Once the IPO step has been taken, the company’s options may in fact be become more limited. Unless the company is thereafter successful, “going back to the well” may not be either feasible or available. Reversing the public ownership process may be either difficult or impossible.
For example, many firms in the bio-industry were selling in the $50 a share range not long ago, and currently are down under $10. The public markets tend to have a rather short term focus and success of an IPO and its value longevity may be based on factors even unrelated to the particular company’s results or future products.
The above areas are noted solely to emphasize the need for the private firm to objectively investigate all available options, weighing the costs versus benefits across the entire spectrum, with the input of experienced and trained professionals. Certainly, if the owner is seeking an exit strategy as well, an IPO may be a very successful option. if the owner seeks to manage and/or be a part of the “bigger picture”, then the issue may be entirely different.
One alternative to the IPO approach is “strategic partnering”. Although it can be fashioned in number of forms to suit the venture and the players, at its essence, it is the partnering with one or more investor companies, which in addition to cash, typically brings valuable industry expertise, resources, and/or bargaining power to the enterprise. The investment decision, unlike the public market, is usually not driven by “internal rate of return” expectations on the cash invested. Rather, the investment view tends to be long-term in nature and predicated on product market share considerations/expectations.
Strategic partnering opportunities may be more difficult to obtain, but then the potential benefits of remaining private with “deep pockets” and/or significant resources support may indeed make it worth the effort. Large companies are usually not known for innovation, quick and creative answers/solutions to product/service market needs. Large companies do typically have significant cash and very effective sales and distribution resources. To that end, one should seek partnering relationships with companies that understand your specific company business and can benefit from the arrangement on a long term basis.

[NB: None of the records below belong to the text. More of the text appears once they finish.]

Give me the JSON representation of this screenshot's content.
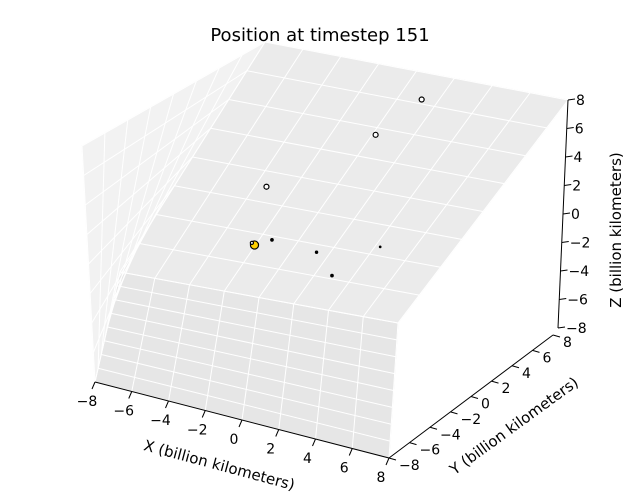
{
  "chart_data": {
    "type": "scatter",
    "projection": "3d",
    "title": "Position at timestep 151",
    "xlabel": "X (billion kilometers)",
    "ylabel": "Y (billion kilometers)",
    "zlabel": "Z (billion kilometers)",
    "xlim": [
      -8,
      8
    ],
    "ylim": [
      -8,
      8
    ],
    "zlim": [
      -8,
      8
    ],
    "x_ticks": [
      "−8",
      "−6",
      "−4",
      "−2",
      "0",
      "2",
      "4",
      "6",
      "8"
    ],
    "y_ticks": [
      "−8",
      "−6",
      "−4",
      "−2",
      "0",
      "2",
      "4",
      "6",
      "8"
    ],
    "z_ticks": [
      "−8",
      "−6",
      "−4",
      "−2",
      "0",
      "2",
      "4",
      "6",
      "8"
    ],
    "grid": true,
    "points": [
      {
        "body": "sun",
        "x": 0,
        "y": 0,
        "z": 0,
        "size": 6.5,
        "fill": "#ffd000",
        "stroke": "#000000",
        "hollow": false
      },
      {
        "body": "p1",
        "x": -0.15,
        "y": 0.1,
        "z": 0.05,
        "size": 2.5,
        "fill": "#ffffff",
        "stroke": "#000000",
        "hollow": true
      },
      {
        "body": "p2",
        "x": 0.9,
        "y": 0.6,
        "z": 0.35,
        "size": 2,
        "fill": "#000000",
        "stroke": "#000000",
        "hollow": false
      },
      {
        "body": "p3",
        "x": 3.3,
        "y": 0.9,
        "z": 0.15,
        "size": 1.8,
        "fill": "#000000",
        "stroke": "#000000",
        "hollow": false
      },
      {
        "body": "p4",
        "x": 4.2,
        "y": 0.2,
        "z": -0.8,
        "size": 2,
        "fill": "#000000",
        "stroke": "#000000",
        "hollow": false
      },
      {
        "body": "p5",
        "x": 6.5,
        "y": 4.0,
        "z": 0.1,
        "size": 1.2,
        "fill": "#000000",
        "stroke": "#000000",
        "hollow": false
      },
      {
        "body": "p6",
        "x": 0.6,
        "y": 0.6,
        "z": 3.8,
        "size": 4,
        "fill": "#ffffff",
        "stroke": "#000000",
        "hollow": true
      },
      {
        "body": "p7",
        "x": 6.2,
        "y": 4.6,
        "z": 7.2,
        "size": 4,
        "fill": "#ffffff",
        "stroke": "#000000",
        "hollow": true
      },
      {
        "body": "p8",
        "x": 8.4,
        "y": 8.2,
        "z": 8.6,
        "size": 4,
        "fill": "#ffffff",
        "stroke": "#000000",
        "hollow": true
      }
    ]
  }
}
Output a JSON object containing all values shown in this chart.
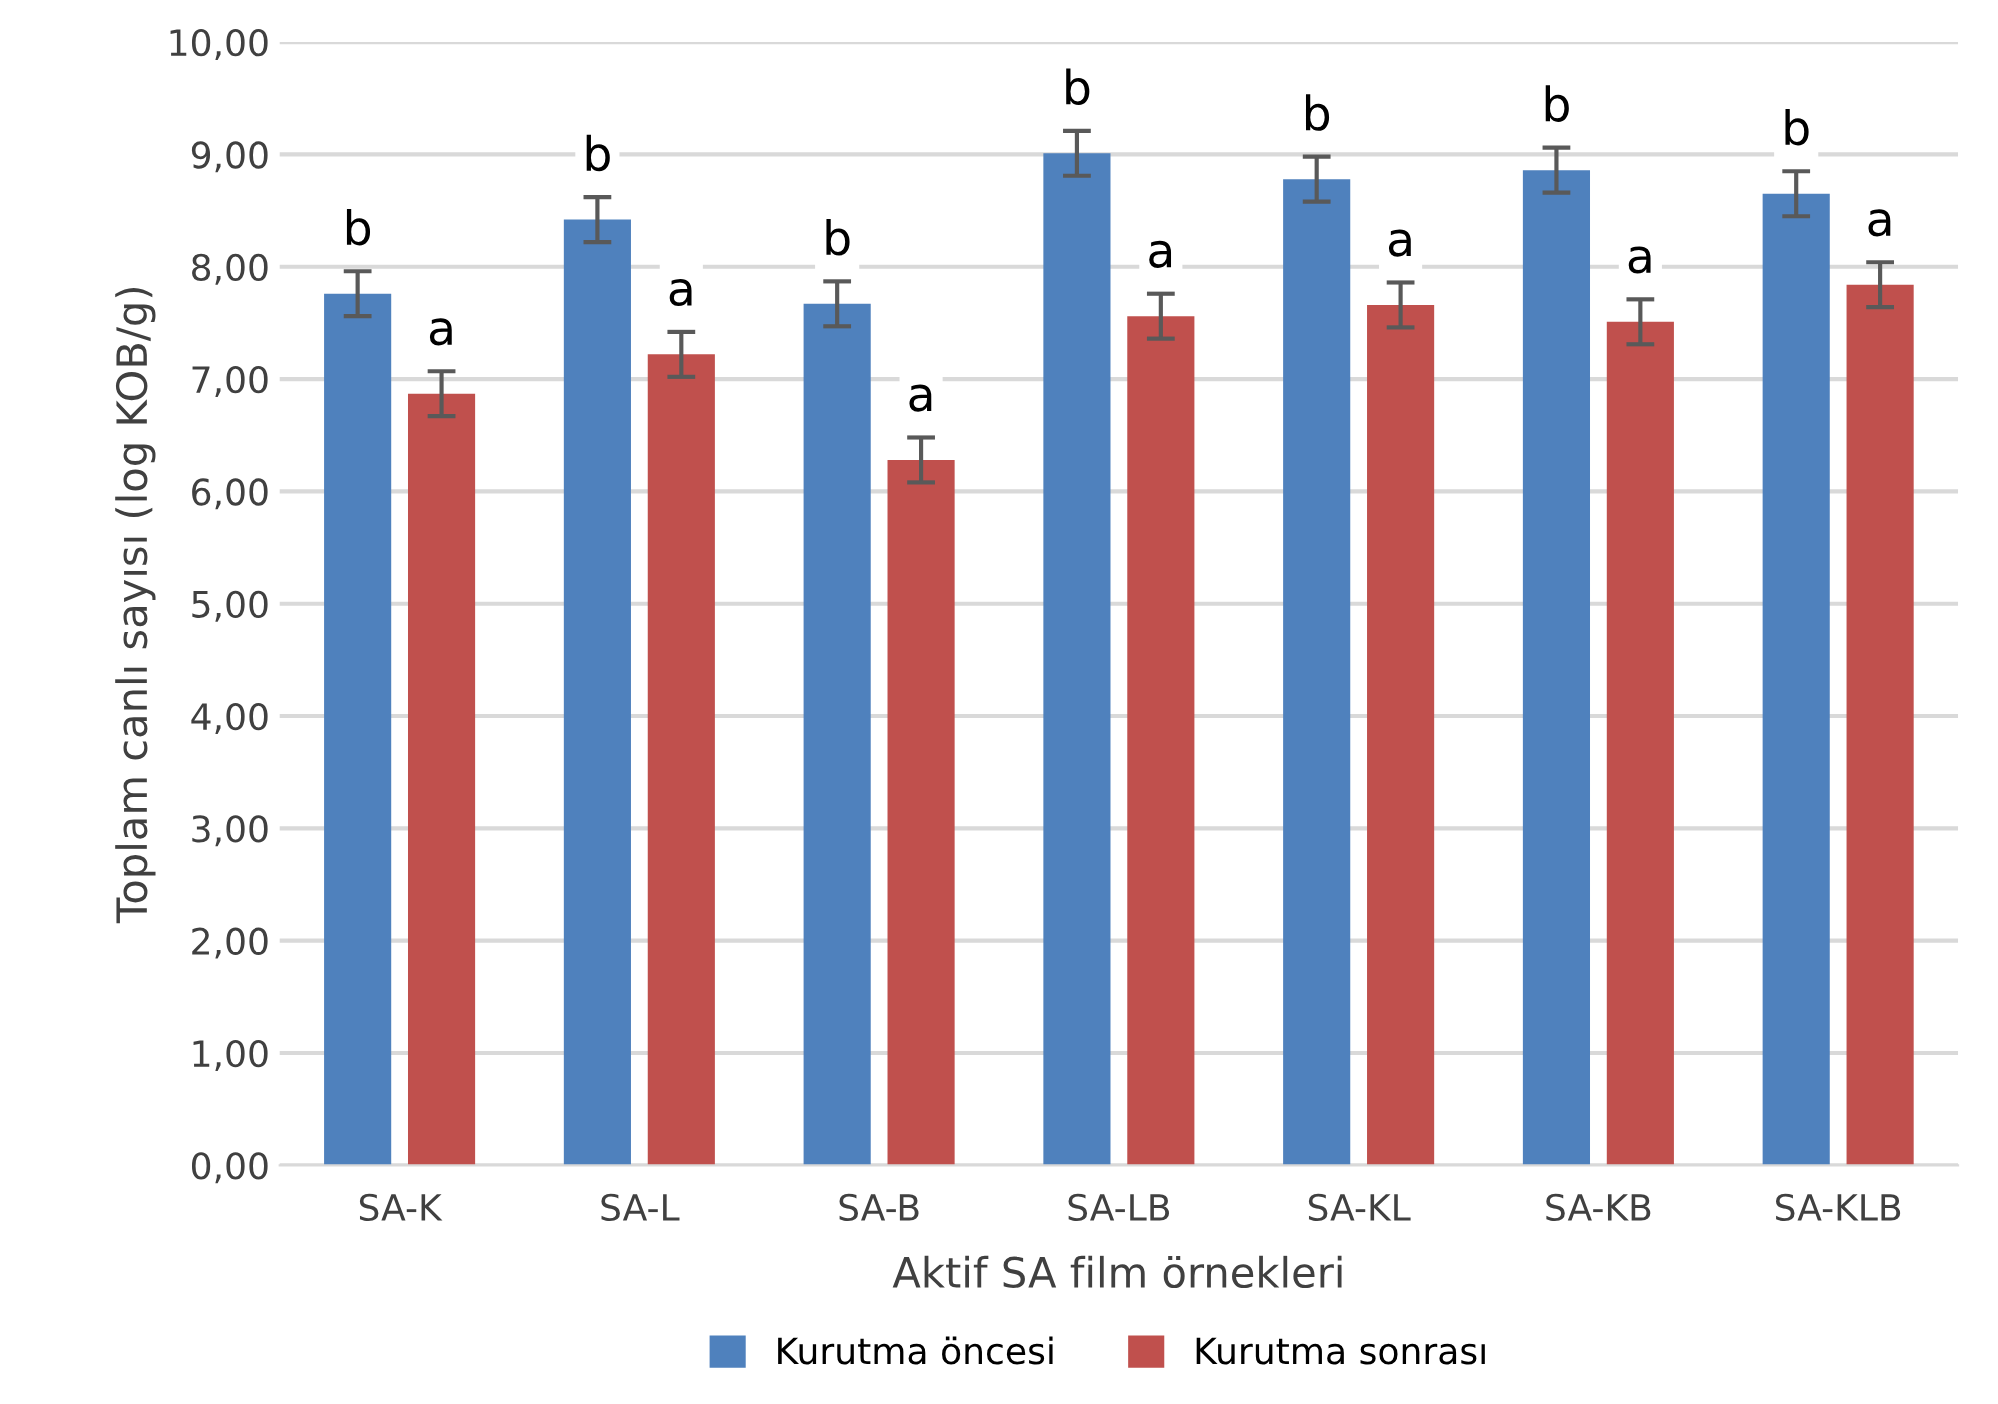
{
  "chart_data": {
    "type": "bar",
    "xlabel": "Aktif SA film örnekleri",
    "ylabel": "Toplam canlı sayısı (log KOB/g)",
    "categories": [
      "SA-K",
      "SA-L",
      "SA-B",
      "SA-LB",
      "SA-KL",
      "SA-KB",
      "SA-KLB"
    ],
    "series": [
      {
        "name": "Kurutma öncesi",
        "color": "#4f81bd",
        "values": [
          7.76,
          8.42,
          7.67,
          9.01,
          8.78,
          8.86,
          8.65
        ],
        "errors": [
          0.2,
          0.2,
          0.2,
          0.2,
          0.2,
          0.2,
          0.2
        ],
        "value_labels": [
          "b",
          "b",
          "b",
          "b",
          "b",
          "b",
          "b"
        ]
      },
      {
        "name": "Kurutma sonrası",
        "color": "#c0504d",
        "values": [
          6.87,
          7.22,
          6.28,
          7.56,
          7.66,
          7.51,
          7.84
        ],
        "errors": [
          0.2,
          0.2,
          0.2,
          0.2,
          0.2,
          0.2,
          0.2
        ],
        "value_labels": [
          "a",
          "a",
          "a",
          "a",
          "a",
          "a",
          "a"
        ]
      }
    ],
    "ylim": [
      0,
      10
    ],
    "yticks": [
      {
        "value": 0,
        "label": "0,00"
      },
      {
        "value": 1,
        "label": "1,00"
      },
      {
        "value": 2,
        "label": "2,00"
      },
      {
        "value": 3,
        "label": "3,00"
      },
      {
        "value": 4,
        "label": "4,00"
      },
      {
        "value": 5,
        "label": "5,00"
      },
      {
        "value": 6,
        "label": "6,00"
      },
      {
        "value": 7,
        "label": "7,00"
      },
      {
        "value": 8,
        "label": "8,00"
      },
      {
        "value": 9,
        "label": "9,00"
      },
      {
        "value": 10,
        "label": "10,00"
      }
    ],
    "grid": "y",
    "legend": "bottom"
  }
}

Strategic partnering can be a very flexible arrangement, custom fitted for the parties and their needs. Once the arrangement has been established, the relationships need to be well structured, clearly delineating the rights and responsibilities of each party. As in any transaction, all parties must be comfortable with and trust the relationship to ensure the benefits to each as originally envisioned.
Successful partnering can as well provide more flexibility in obtaining additional outside financing, both public and private, as well as better rates, terms, and conditions. Even the public market option may still be available.
It must be noted that almost 95% of all companies $10 million to $100 million in revenues never go public. As well, there are many large companies which are not, and would not consider the public market for financing, a notable local example being M&M Mars in McLean, Virginia (multi-billion dollar enterprise).
If your firm is approaching or at the critical stage for determining and acquiring significant capital for firm expansion or increased market share, this overview may be of immediate benefit. The key, as in any good business decision, is professional input on the available options, objective evaluation, and aggressive implementation. Strategic partnering is one of those options with a proven and very effective means to achieve a wide range of management and investment goals.